While setting up their lodging is a familiar task for members of this unit, they were not required to set up their own hospital facility in an austere environment. This exercise enabled them to work at a partnered nation's established and alternatively resourced medical facility, shoulder to shoulder with their Cameroonian counterparts.

The U.S. group, ranging in age, gender and professional skill level, was equipped with a full surgical and emergency medical team supported by administrative personnel. The experienced personnel balanced the neophytes and increased the training possibilities available to the team. Each junior professional paired up with senior team members throughout the exercise, and the twosome then partnered with Cameroonian medical staff.

Skilled, but less experienced team members were deliberately chosen to participate because of their potential to positively influence the future of their career field, Pope said.

"We invested in the Army's future. We chose certain people to allow them to continue growing in their field," she added.

ESTABLISHING RELATIONSHIPS

Being the first MEDRETE U.S. Army Africa has facilitated in this region, the team concentrated on establishing professional and personal relationships with their Cameroonian counterparts to set the stage for future collaborations. Throughout the two-week exercise, the team rotated personnel through the different areas of the hospital -- emergency room, operating room, patient wards and clinics -- to offer them a deeper understanding of the processes and an opportunity to interact with all the Cameroonian army medical staff.

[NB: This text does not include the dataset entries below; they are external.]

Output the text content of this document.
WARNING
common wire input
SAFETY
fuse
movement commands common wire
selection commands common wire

The MEDRETE team's junior medic was able to observe a routine surgery the U.S. surgical team and their Cameroonian counterparts performed together. The young soldier entered the operating room wearing borrowed green scrubs and watched as the surgeons and technicians worked together.

"It was my first time in an actual operating room," Army Pfc. Jason Macha said. "Watching our team members partner with the Cameroonian staff was very interesting to watch. I didn't realize how tedious surgery was, and it was an opportunity I was glad to have."

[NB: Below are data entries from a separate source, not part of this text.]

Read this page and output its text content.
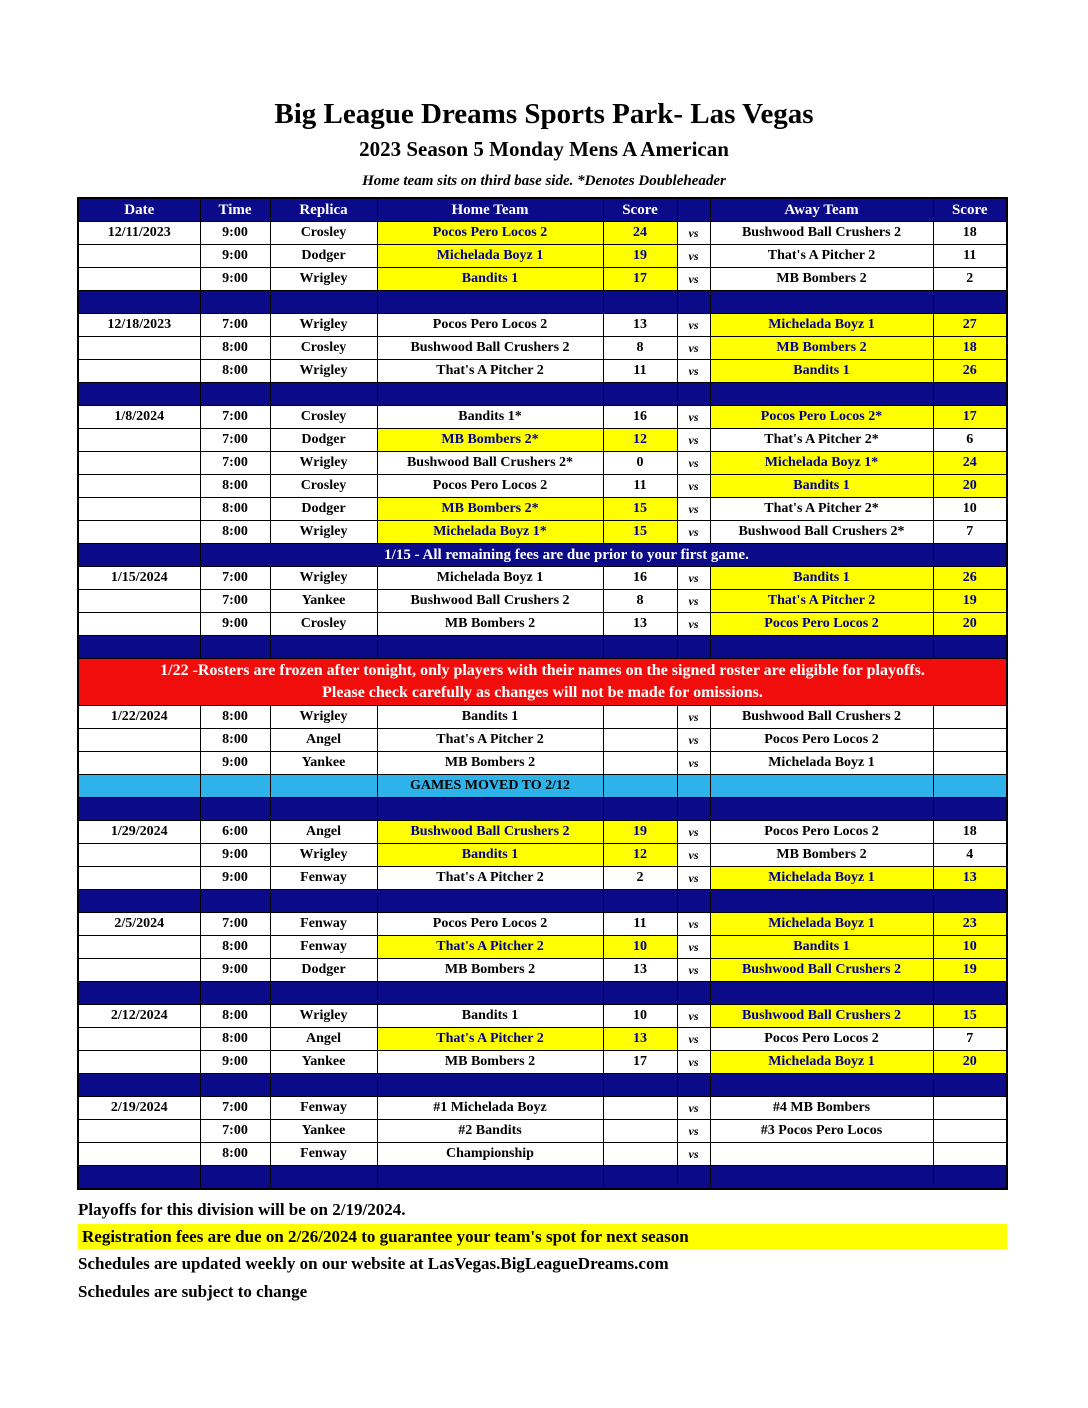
Big League Dreams Sports Park- Las Vegas
2023 Season 5 Monday Mens A American
Home team sits on third base side. *Denotes Doubleheader
Date	Time	Replica	Home Team	Score		Away Team	Score
12/11/2023	9:00	Crosley	Pocos Pero Locos 2	24	vs	Bushwood Ball Crushers 2	18
	9:00	Dodger	Michelada Boyz 1	19	vs	That's A Pitcher 2	11
	9:00	Wrigley	Bandits 1	17	vs	MB Bombers 2	2

12/18/2023	7:00	Wrigley	Pocos Pero Locos 2	13	vs	Michelada Boyz 1	27
	8:00	Crosley	Bushwood Ball Crushers 2	8	vs	MB Bombers 2	18
	8:00	Wrigley	That's A Pitcher 2	11	vs	Bandits 1	26

1/8/2024	7:00	Crosley	Bandits 1*	16	vs	Pocos Pero Locos 2*	17
	7:00	Dodger	MB Bombers 2*	12	vs	That's A Pitcher 2*	6
	7:00	Wrigley	Bushwood Ball Crushers 2*	0	vs	Michelada Boyz 1*	24
	8:00	Crosley	Pocos Pero Locos 2	11	vs	Bandits 1	20
	8:00	Dodger	MB Bombers 2*	15	vs	That's A Pitcher 2*	10
	8:00	Wrigley	Michelada Boyz 1*	15	vs	Bushwood Ball Crushers 2*	7
	1/15 - All remaining fees are due prior to your first game.						
1/15/2024	7:00	Wrigley	Michelada Boyz 1	16	vs	Bandits 1	26
	7:00	Yankee	Bushwood Ball Crushers 2	8	vs	That's A Pitcher 2	19
	9:00	Crosley	MB Bombers 2	13	vs	Pocos Pero Locos 2	20

1/22 -Rosters are frozen after tonight, only players with their names on the signed roster are eligible for playoffs.
Please check carefully as changes will not be made for omissions.							

1/22/2024	8:00	Wrigley	Bandits 1		vs	Bushwood Ball Crushers 2	
	8:00	Angel	That's A Pitcher 2		vs	Pocos Pero Locos 2	
	9:00	Yankee	MB Bombers 2		vs	Michelada Boyz 1	
			GAMES MOVED TO 2/12				

1/29/2024	6:00	Angel	Bushwood Ball Crushers 2	19	vs	Pocos Pero Locos 2	18
	9:00	Wrigley	Bandits 1	12	vs	MB Bombers 2	4
	9:00	Fenway	That's A Pitcher 2	2	vs	Michelada Boyz 1	13

2/5/2024	7:00	Fenway	Pocos Pero Locos 2	11	vs	Michelada Boyz 1	23
	8:00	Fenway	That's A Pitcher 2	10	vs	Bandits 1	10
	9:00	Dodger	MB Bombers 2	13	vs	Bushwood Ball Crushers 2	19

2/12/2024	8:00	Wrigley	Bandits 1	10	vs	Bushwood Ball Crushers 2	15
	8:00	Angel	That's A Pitcher 2	13	vs	Pocos Pero Locos 2	7
	9:00	Yankee	MB Bombers 2	17	vs	Michelada Boyz 1	20

2/19/2024	7:00	Fenway	#1 Michelada Boyz		vs	#4 MB Bombers	
	7:00	Yankee	#2 Bandits		vs	#3 Pocos Pero Locos	
	8:00	Fenway	Championship		vs		

Playoffs for this division will be on 2/19/2024.
Registration fees are due on 2/26/2024 to guarantee your team's spot for next season
Schedules are updated weekly on our website at LasVegas.BigLeagueDreams.com
Schedules are subject to change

More seasoned members of the team also witnessed things they hadn't seen before. Emergency room physician Army Maj. (Dr.) Warren Johnson, who is 10 years into his career, saw two separate pathologies that he hasn't witnessed before: bilateral kidney stones severe enough to cause renal obstruction and gestational transfer of malaria.

"A mission like this opens eyes," Pope said. "It exposes my medical personnel to different environments, allowing them to see treatment of patients with different techniques, with less equipment, and challenges them to provide the same level of care with less."

The gained knowledge of different treatment processes and exposure to an alternatively resourced environment benefits the American soldiers in their individual medical capacities, said Army Capt. Matthew Veith, a critical care nurse.

"[The exercise] has offered our team the chance to gain knowledge on how our allies and partners do business," he added. "There are some obvious differences and some obvious challenges. … I was honored to be a part of this mission, and working with their team only strengthens the Army medical capabilities and readiness in the future."